Sly phone filter replaces Trump slogan with facts about his disastrous presidency
In late September, the best-selling item in Amazon’s yard sign category was a big blue sign for Trump 2020, reading “Keep America Great.” If you’ve explored much of America over the past few months, chances are you’ve seen these signs with your own eyes. And if you, like me, begin thinking of Trump’s unending lies, those signs really make you pretty angry.
But there’s a band-aid to get us through to election day. Go to this site and hold up your phone in front of any one of those Trump signs, and a bit of augmented reality magic will replace “Keep America Great” with one of 132 different, terrible, factual actions Trump has taken during his first term in office.
Examples include…
Trump proposed slashing federal education funding by $9.2 billion.
Trump withdrew from the UN Human Rights Council.
Trump left the Paris Climate Accord.
Trump praised low Black voter turnout.
The project is by a group that calls itself Trump Against Trump. “We are a bunch of advertising students, recent graduates and young professionals who cannot withstand another four years of gaffes, stupidity, and terrible policies,” writes the project’s art director and product manager Kai West over email. “Not all of us are American, but all of us do believe that better leaders make a better world.”
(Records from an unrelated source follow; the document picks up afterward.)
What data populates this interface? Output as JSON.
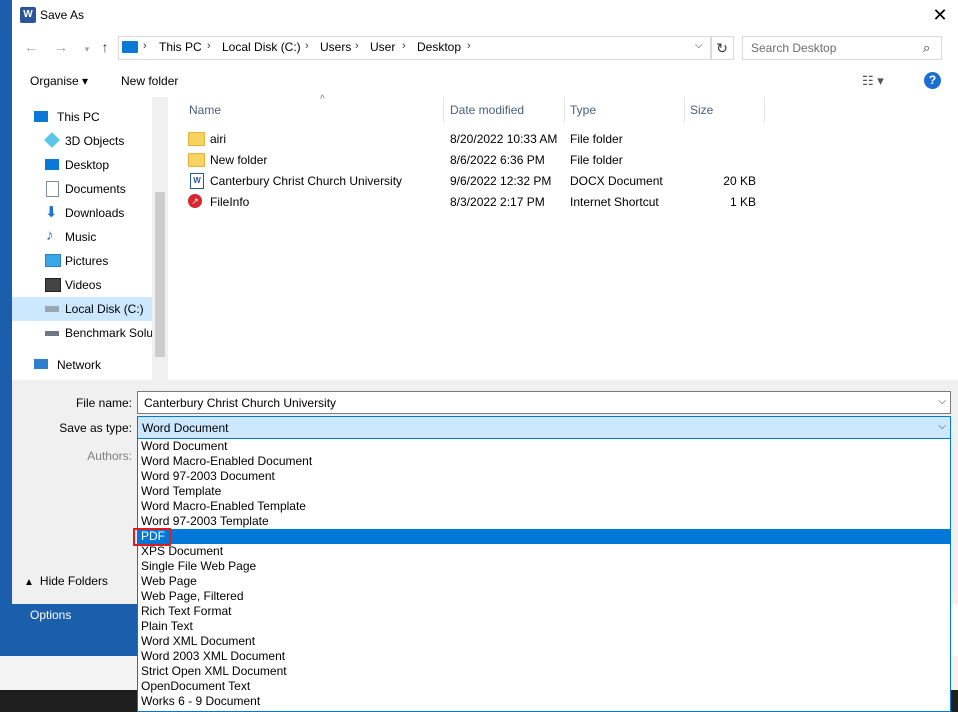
{
  "window": {
    "title": "Save As",
    "close_glyph": "✕"
  },
  "background": {
    "options_label": "Options"
  },
  "address_bar": {
    "crumbs": [
      "This PC",
      "Local Disk (C:)",
      "Users",
      "User",
      "Desktop"
    ]
  },
  "search": {
    "placeholder": "Search Desktop"
  },
  "toolbar": {
    "organise_label": "Organise ▾",
    "new_folder_label": "New folder",
    "view_glyph": "☷ ▾",
    "help_glyph": "?"
  },
  "nav_pane": {
    "items": [
      {
        "label": "This PC",
        "icon": "pc-icon"
      },
      {
        "label": "3D Objects",
        "icon": "cube-icon"
      },
      {
        "label": "Desktop",
        "icon": "desktop-icon"
      },
      {
        "label": "Documents",
        "icon": "documents-icon"
      },
      {
        "label": "Downloads",
        "icon": "download-icon"
      },
      {
        "label": "Music",
        "icon": "music-icon"
      },
      {
        "label": "Pictures",
        "icon": "pictures-icon"
      },
      {
        "label": "Videos",
        "icon": "videos-icon"
      },
      {
        "label": "Local Disk (C:)",
        "icon": "drive-icon",
        "selected": true
      },
      {
        "label": "Benchmark Solu",
        "icon": "drive-icon"
      },
      {
        "label": "Network",
        "icon": "network-icon"
      }
    ]
  },
  "file_list": {
    "columns": [
      "Name",
      "Date modified",
      "Type",
      "Size"
    ],
    "rows": [
      {
        "name": "airi",
        "date": "8/20/2022 10:33 AM",
        "type": "File folder",
        "size": "",
        "icon": "folder-icon"
      },
      {
        "name": "New folder",
        "date": "8/6/2022 6:36 PM",
        "type": "File folder",
        "size": "",
        "icon": "folder-icon"
      },
      {
        "name": "Canterbury Christ Church University",
        "date": "9/6/2022 12:32 PM",
        "type": "DOCX Document",
        "size": "20 KB",
        "icon": "docx-icon"
      },
      {
        "name": "FileInfo",
        "date": "8/3/2022 2:17 PM",
        "type": "Internet Shortcut",
        "size": "1 KB",
        "icon": "url-icon"
      }
    ]
  },
  "form": {
    "file_name_label": "File name:",
    "file_name_value": "Canterbury Christ Church University",
    "save_type_label": "Save as type:",
    "save_type_value": "Word Document",
    "authors_label": "Authors:",
    "hide_folders_label": "Hide Folders"
  },
  "save_type_options": [
    "Word Document",
    "Word Macro-Enabled Document",
    "Word 97-2003 Document",
    "Word Template",
    "Word Macro-Enabled Template",
    "Word 97-2003 Template",
    "PDF",
    "XPS Document",
    "Single File Web Page",
    "Web Page",
    "Web Page, Filtered",
    "Rich Text Format",
    "Plain Text",
    "Word XML Document",
    "Word 2003 XML Document",
    "Strict Open XML Document",
    "OpenDocument Text",
    "Works 6 - 9 Document"
  ],
  "highlighted_option": "PDF",
  "colors": {
    "accent": "#0078d7",
    "highlight_box": "#e21c1c",
    "backstage": "#1b5eab"
  }
}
This tool took time to create: five months, to be exact. Most of that time was spent digging up the aforementioned facts of Trump’s presidency, as the group made an effort to include a point that pertained to each of the 50 U.S. states—depending on where you live, your geolocation will change the facts you see. You can go through the entire list on the Trump Against Trump site, that is, if you don’t feel like perusing your neighborhood for Trumpers with your phone in hand.
Overall it’s a cutting use of technology to repurpose Trump’s own signs against him. But will it change any conservative’s heart to support Biden? No, of course not, and that’s not the project’s goal, either.
“With Trump Against Trump, we never intended to swing Republican minds,” writes West. “We just wanted to educate as many non-voters as possible, and also give them a glimpse of how Trump’s policies have affected their state and, consequently, them and their loved ones.”
Meanwhile, for liberals, it’s something of a self-soothing tool, a way to get a laugh in at the tragic absurdity of this presidency, even if it doesn’t actually change how anyone votes.
That said, if you don’t like the project, there’s no need to look up my name on Twitter to complain. Trump Against Trump has set up a “hate mail” address for all partisan complaints.
“We plan on collecting all the gold we get there,” writes West, “and turning it into a fine book for ourselves.”